Where can diverticulitis pain be felt?

Diverticula often develop in the end part of the colon, known as the sigmoid colon, in people of European descent. It starts from your lower left side and goes slightly to the right to attach your rectum. It is why people experience diverticulitis pain under the left side of the abdomen. Rarely, this pain may transfer to your pelvis or back. 

In people of Asian descent, diverticulosis often develops in the first part of the colon. It may lead to upper abdominal pain. 

Is diverticulitis a genetic disease?

Diverticulitis can occur by accident. However, diverticulosis may develop due to the involvement of a genetic factor. Even if you are not born with diverticulosis, you may have a chance of developing it in a particular colon if you are of Asian or European descent. Also, the risk is present that genetics may impact the development of chronic inflammation. However, there are more studies required on this case. 

Can diverticulitis disappear on its own?

The uncomplicated diverticulitis may depart itself. But, you may require to consult a healthcare provider for a more careful examination to see the presence of it. Your doctors may recommend some antibiotics to treat an infection, and a few people may also need prescribed pain medications. A provider may also guide you about the precautions you may need to take at home as the treatment shows effectiveness, which may take a week at least. You may need to keep in contact with your provider. 

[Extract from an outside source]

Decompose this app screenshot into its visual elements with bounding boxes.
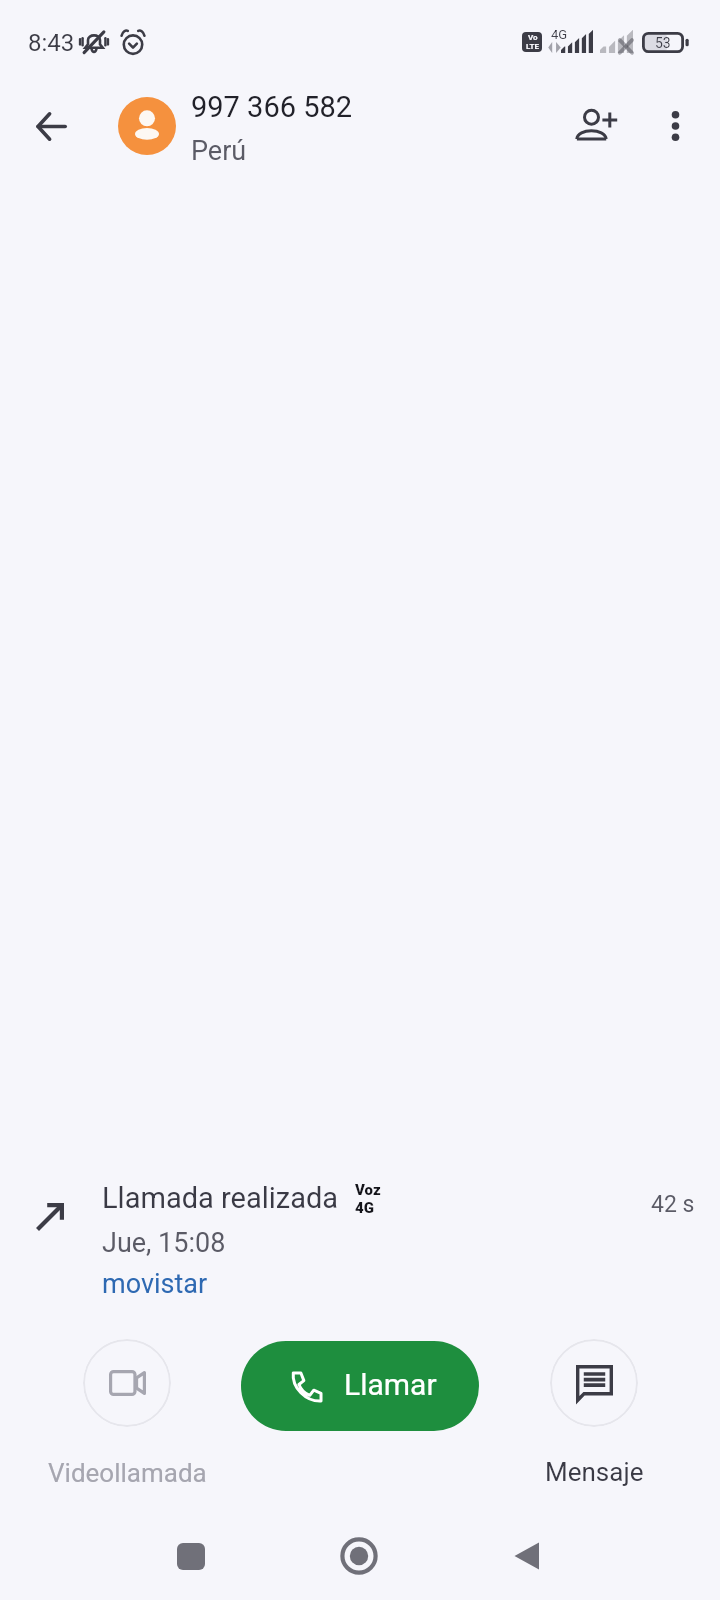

What can happen if diverticulitis does not receive treatment?

If you do not receive treatment for complicated diverticulitis on time, you may have a chance of developing severe consequences. Specific infections may be treated by using antibiotics or antivirals. The inflammation present in your body may develop other problems and your pain also becomes serious. 

Can I prevent diverticulitis from coming or returning?

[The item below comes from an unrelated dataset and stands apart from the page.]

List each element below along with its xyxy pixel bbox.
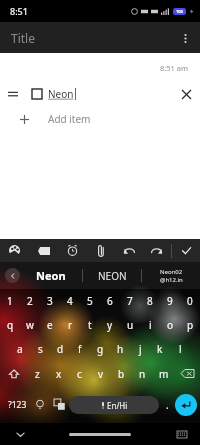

Doctors usually do not have information about the reason for the development of diverticulitis or why it reverts back. But they think that a regular bowel can help in this case. You can eat more plants and fewer animal fats, take plenty of water, and do daily exercise may strengthen your bowel movement. A healthcare provider may also suggest fiber supplements or probiotics in a few cases. . 

What do I need to do if diverticulitis returns?

If you follow the diet and lifestyle changes, but it does not help prevent diverticulitis from repeating, you may carry other factors that lead you to more risk. If you have a weak immune system, you have a more likely chance of recurrent infections and take a longer time to recover. If people experience autoimmune diseases, they may be at risk of developing chronic inflammation. The presence of different bacteria in your gut may influence the immunity of your gut. 

If diverticulitis occurs again and leads to severe complications, a provider suggests surgery for bowel resection. A surgeon will remove the part of your colon that contains diseases. 


Diverticulitis is a less frequent complication of diverticulosis. Diverticulitis may develop its own consequences found in very few people. However, if you experience it, you may need to take immediate action. You can schedule an appointment online with a provider if you have symptoms of diverticulitis. A provider will recommend treatment and preventive measures depending on your medical condition or if you may require treatment at the hospital.